Explanation of the key configuration parameters:

  • server: Connect to the domain controllers on domaincontrollers.example.com. To increase the resilience of this deployment, it is best practice to point to a DNS record rather than the Active Directory endpoint directly, to avoid the Domain Controller becoming a potential single point of failure.
  • allow-register/allow-password-change Disables Galaxy's native user management.
  • search-base: Allows users matching ou=users,ou=department,dc=example,dc=com to log in.
  • search-user/search-password: Leverages the user queryrole, given by cn=queryrole,ou=users,ou=department,dc=example,dc=com to query Active Directory. The searchUser is a service account that should be configured with the minimum levels of permissions to perform AD queries.

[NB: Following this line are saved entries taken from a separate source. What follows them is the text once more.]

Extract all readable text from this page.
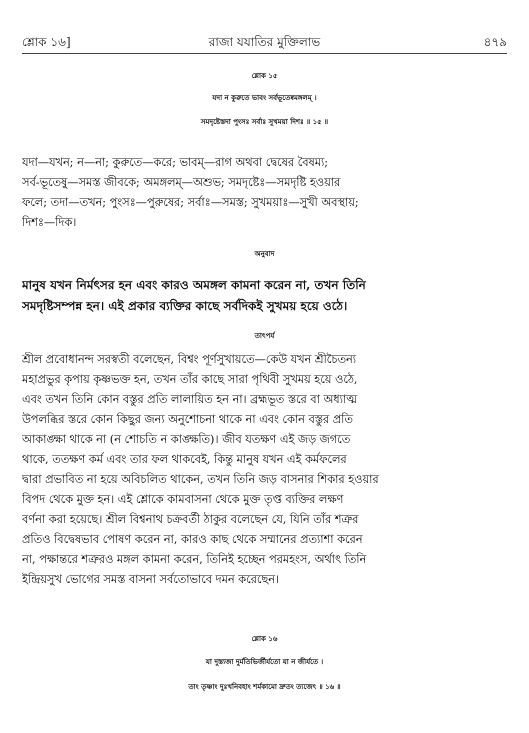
শ্লোক ১৬]	রাজা যযাতির মুক্তিলাভ	৪৭৯
শ্লোক ১৫
যদা ন কুরুতে ভাবং সর্বভূতেষ্বমঙ্গলম্‌ ।
সমদৃষ্টেস্তদা পুংসঃ সর্বাঃ সুখময়া দিশঃ ॥ ১৫ ॥
যদা—যখন; ন—না; কুরুতে—করে; ভাবম্‌—রাগ অথবা দ্বেষের বৈষম্য;
সর্ব-ভূতেষু—সমস্ত জীবকে; অমঙ্গলম্‌—অশুভ; সমদৃষ্টেঃ—সমদৃষ্টি হওয়ার
ফলে; তদা—তখন; পুংসঃ—পুরুষের; সর্বাঃ—সমস্ত; সুখময়াঃ—সুখী অবস্থায়;
দিশঃ—দিক।
অনুবাদ
মানুষ যখন নির্মৎসর হন এবং কারও অমঙ্গল কামনা করেন না, তখন তিনি
সমদৃষ্টিসম্পন্ন হন। এই প্রকার ব্যক্তির কাছে সর্বদিকই সুখময় হয়ে ওঠে।
তাৎপর্য
শ্রীল প্রবোধানন্দ সরস্বতী বলেছেন, বিশ্বং পূর্ণসুখায়তে—কেউ যখন শ্রীচৈতন্য
মহাপ্রভুর কৃপায় কৃষ্ণভক্ত হন, তখন তাঁর কাছে সারা পৃথিবী সুখময় হয়ে ওঠে,
এবং তখন তিনি কোন বস্তুর প্রতি লালায়িত হন না। ব্রহ্মভূত স্তরে বা অধ্যাত্ম
উপলব্ধির স্তরে কোন কিছুর জন্য অনুশোচনা থাকে না এবং কোন বস্তুর প্রতি
আকাঙ্ক্ষা থাকে না (ন শোচতি ন কাঙ্ক্ষতি)। জীব যতক্ষণ এই জড় জগতে
থাকে, ততক্ষণ কর্ম এবং তার ফল থাকবেই, কিন্তু মানুষ যখন এই কর্মফলের
দ্বারা প্রভাবিত না হয়ে অবিচলিত থাকেন, তখন তিনি জড় বাসনার শিকার হওয়ার
বিপদ থেকে মুক্ত হন। এই শ্লোকে কামবাসনা থেকে মুক্ত তৃপ্ত ব্যক্তির লক্ষণ
বর্ণনা করা হয়েছে। শ্রীল বিশ্বনাথ চক্রবর্তী ঠাকুর বলেছেন যে, যিনি তাঁর শত্রুর
প্রতিও বিদ্বেষভাব পোষণ করেন না, কারও কাছ থেকে সম্মানের প্রত্যাশা করেন
না, পক্ষান্তরে শত্রুরও মঙ্গল কামনা করেন, তিনিই হচ্ছেন পরমহংস, অর্থাৎ তিনি
ইন্দ্রিয়সুখ ভোগের সমস্ত বাসনা সর্বতোভাবে দমন করেছেন।
শ্লোক ১৬
যা দুস্ত্যজা দুর্মতিভির্জীর্যতো যা ন জীর্যতে ।
তাং তৃষ্ণাং দুঃখনিবহাং শর্মকামো দ্রুতং ত্যজেৎ ॥ ১৬ ॥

With the configuration file ready, you can complete Active Directory integration by following the next steps:

  • As the current version of the Galaxy Helm chart does not include the needed python libraryldap3, install it manually before the web server starts by using the additionalSetupCommands context variable: "galaxy.additionalSetupCommands": "/galaxy/server/.venv/bin/pip3 install ldap3".
  • LDAP 3 requires Active Directory to support StartTLS to upgrade LDAP to LDAPS. AWS Managed Microsoft AD StartTLS can be configured by following the steps in the documentation.
  • Make sure Galaxy servers can establish a TCP connection to the Active Directory Domain Controllers on port 389 for LDAP and port 636 for LDAPS. This solution configures the Security Groups and Network Access Control Lists to permit those connections, but additional configuration, like configuring routing tables, may be needed if the Domain Controllers are in a different VPC/Network.

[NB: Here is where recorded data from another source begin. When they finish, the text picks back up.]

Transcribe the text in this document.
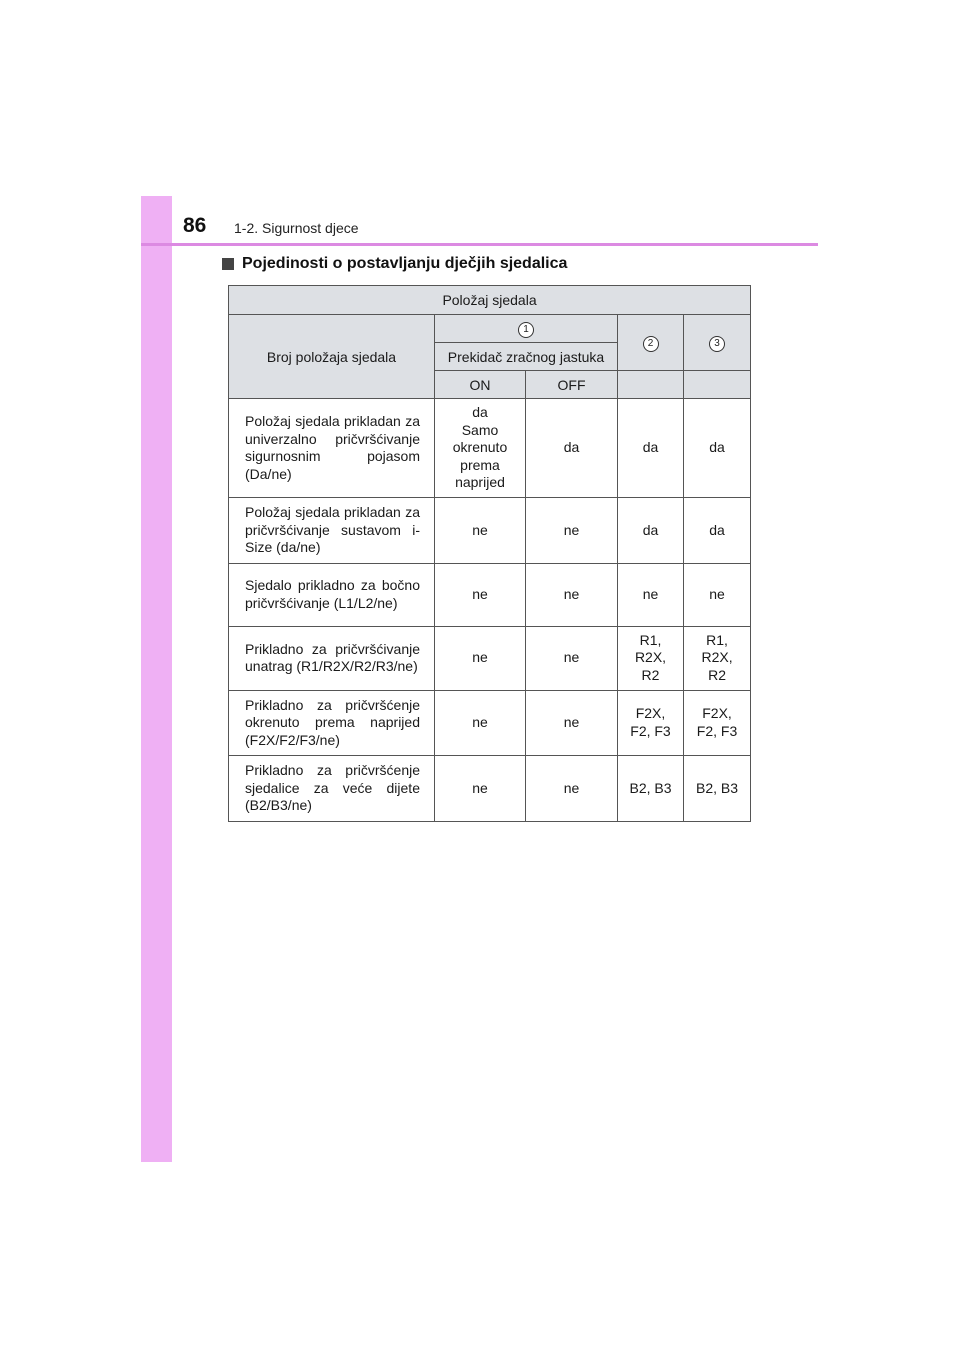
86 1-2. Sigurnost djece
Pojedinosti o postavljanju dječjih sjedalica
Položaj sjedala				
Broj položaja sjedala	1		2	3
	Prekidač zračnog jastuka			
	ON	OFF		

Položaj sjedala prikladan za univerzalno pričvršćivanje sigurnosnim pojasom (Da/ne)	da
Samo
okrenuto
prema
naprijed	da	da	da

Položaj sjedala prikladan za pričvršćivanje sustavom i-Size (da/ne)	ne	ne	da	da

Sjedalo prikladno za bočno pričvršćivanje (L1/L2/ne)	ne	ne	ne	ne

Prikladno za pričvršćivanje unatrag (R1/R2X/R2/R3/ne)	ne	ne	R1,
R2X,
R2	R1,
R2X,
R2

Prikladno za pričvršćenje okrenuto prema naprijed (F2X/F2/F3/ne)	ne	ne	F2X,
F2, F3	F2X,
F2, F3

Prikladno za pričvršćenje sjedalice za veće dijete (B2/B3/ne)	ne	ne	B2, B3	B2, B3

Best practises and security advise

Regularly update all used components to benefit from the latest features and security improvements:

  1. Upgrade EKS Cluster
  2. Update EKS Nodes
  3. Upgrade Amazon Aurora Postgres
  4. Upgrade Amazon MQ RabbitMQ
  5. Update the Galaxy Helm Chart

We recommend testing the upgrades in a non-production environment prior to production deployment to test for compatibility with the Guidance.

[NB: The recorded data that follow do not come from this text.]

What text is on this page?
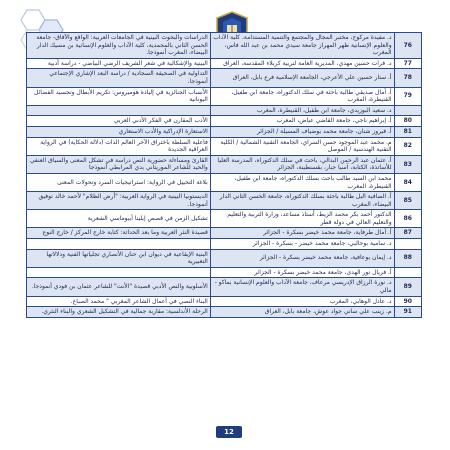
76	د. مفيدة مركوح، مختبر المجال والمجتمع والتنمية المستدامة، كلية الآداب والعلوم الإنسانية ظهر المهراز جامعة سيدي محمد بن عبد الله فاس، المغرب	الدراسات والبحوث البينية في الجامعات العربية: الواقع والآفاق- جامعة الحسن الثاني بالمحمدية، كلية الآداب والعلوم الإنسانية بن مسيك الدار البيضاء، المغرب أنموذجا.
77	د. فرات حسين مهدي، المديرية العامة لتربية كربلاء المقدسة، العراق	البينية والإشكالية في شعر الشريف الرضي البياضي - دراسة أدبية
78	أ. ستار حسين علي الأعرجي، الجامعة الإسلامية فرع بابل، العراق	التداولية في الصحيفة السجادية / دراسة البعد الإشاري الإجتماعي أنموذجا.
79	أ. آمال صديقي طالبة باحثة في سلك الدكتوراه، جامعة ابن طفيل، القنيطرة، المغرب	الأنساب الجنائزية في إلياذة هوميروس: تكريم الأبطال وتجسيد الفضائل اليونانية
	د. سعيد البوزيدي، جامعة ابن طفيل، القنيطرة، المغرب	
80	أ. إبراهيم ناجي، جامعة القاضي عياض، المغرب	الأدب المقارن في الفكر الأدبي العربي
81	أ. فيروز شنان، جامعة محمد بوضياف المسيلة / الجزائر	الاستعارة الإدراكية والأدب الاستعاري
82	م. محمد عبد الموجود حسن السراي، الجامعة التقنية الشمالية / الكلية التقنية الهندسية / الموصل	فاعلية السلطة باختراق الآخر العالم الذات (دلالة الحكاية) في الرواية العراقية الجديدة
83	أ. عثمان عبد الرحمن البدالي، باحث في سلك الدكتوراه، المدرسة العليا للأساتذة، الكتابة، آسيا جبار، بقسنطينة، الجزائر	القارئ ومساءلة حضورية النص دراسة في تشكل المعنى والسياق العنقي والحيد للشاعر الموريتاني بدي المرابطي أنموذجا
84	محمد ابن السيد طالب باحث بسلك الدكتوراه، جامعة ابن طفيل، القنيطرة، المغرب	بلاغة التخييل في الرواية: استراتيجيات السرد وتحولات المعنى
85	أ. الصافية البل طالبة باحثة بسلك الدكتوراه، جامعة الحسن الثاني الدار البيضاء، المغرب	الديستوبيا البينية في الرواية العربية: "أرض الظلام" لأحمد خالد توفيق أنموذجا.
86	الدكتور أحمد بكر محمد الزيط، أستاذ مساعد، وزارة التربية والتعليم والتعليم العالي في دولة قطر	تشكيل الزمن في قصص إيلينا أيبوماسي الشعرية
87	أ. آمال طرفاية، جامعة محمد خيضر بسكرة - الجزائر	قصيدة النثر العربية وما بعد الحداثة: كتابة خارج المركز / خارج النوع
	د. سامية بوحالبي، جامعة محمد خيضر - بسكرة - الجزائر	
88	د. إيمان بوعافية، جامعة محمد خيضر بسكرة - الجزائر	البنية الإيقاعية في ديوان ابن حنان الأنصاري تجلياتها الفنية ودلالاتها التعبيرية
	أ. فريال نور الهدى، جامعة محمد خيضر بسكرة - الجزائر	
89	د. نورة الرزاق الإدريسي مرعاف، جامعة الآداب والعلوم الإنسانية بماكو - مالي	الأسلوبية والنص الأدبي قصيدة "الأنت" للشاعر عثمان بن فودي أنموذجا.
90	د. عادل الوهابي، المغرب	البناء النصي في أعمال الشاعر المغربي " محمد الصباغ.
91	م. زينب علي ساتي جواد عوش، جامعة بابل، العراق	الرحلة الأندلسية: مقاربة جمالية في التشكيل الشعري والبناء النثري.
12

Establish additional security measures. This is a non-exhaustive list and these recommendations might not be applicable and/or cost-effective for you, and are not deployed by this Guidance in the provided default configuration:

  1. Establish database activity monitoring
  2. Proxy for the database: Configurable via the rds.enableProxy parameter. Details and additional parameters can be found in List of available configuration settings.
  3. Use VPC Flow Logs to monitor the IP traffic: Configurable via the vpc.enableFlowlogs parameter. Details and additional parameters can be found in List of available configuration settings.
  4. Use Network Access Analyzer to identify unintended network access
  5. Determine and establish a backup access policy
  6. Monitor and protect your VPC with AWS Network Firewall
  7. Protect your application with AWS Web Application Firewall and AWS Shield Advanced
  8. Establish a security incident response plan
  9. Restrict interpod connectivity

Common Issues

  • The Amazon MQ broker cannot be deployed in the Frankfurt region (eu-central-1): This is a current limitation of a specific availability zone, cf. Amazon MQ Documentation. As a workaround, choose a different subnet for the deployment.

Cleanup

Warning Instructions in this section delete both the Amazon EFS file system and the Amazon RDS Aurora database. The database is configured by default to be protected from deleting. Make sure you don't need the data stored there and have backups of the data. Disable this deletion protection for the Amazon RDS Aurora database in this case.

Run the following command to destroy the CDK application and all infrastructure components used by Galaxy:

cdk destroy --all

This command will delete VPC, EKS Cluster, Galaxy application, and other infrastructure dependencies. If the CloudFormation stack is stuck in DELETE FAILED for more than 1 hour, make sure RDS, EFS and ELB with its target groups are deleted. You might need to remove those resources manually in AWS Console or AWS CLI.

If you enabled backups or reference data, there might be data stored in AWS Backup or Amazon Simple Storage Service and continue to produce costs.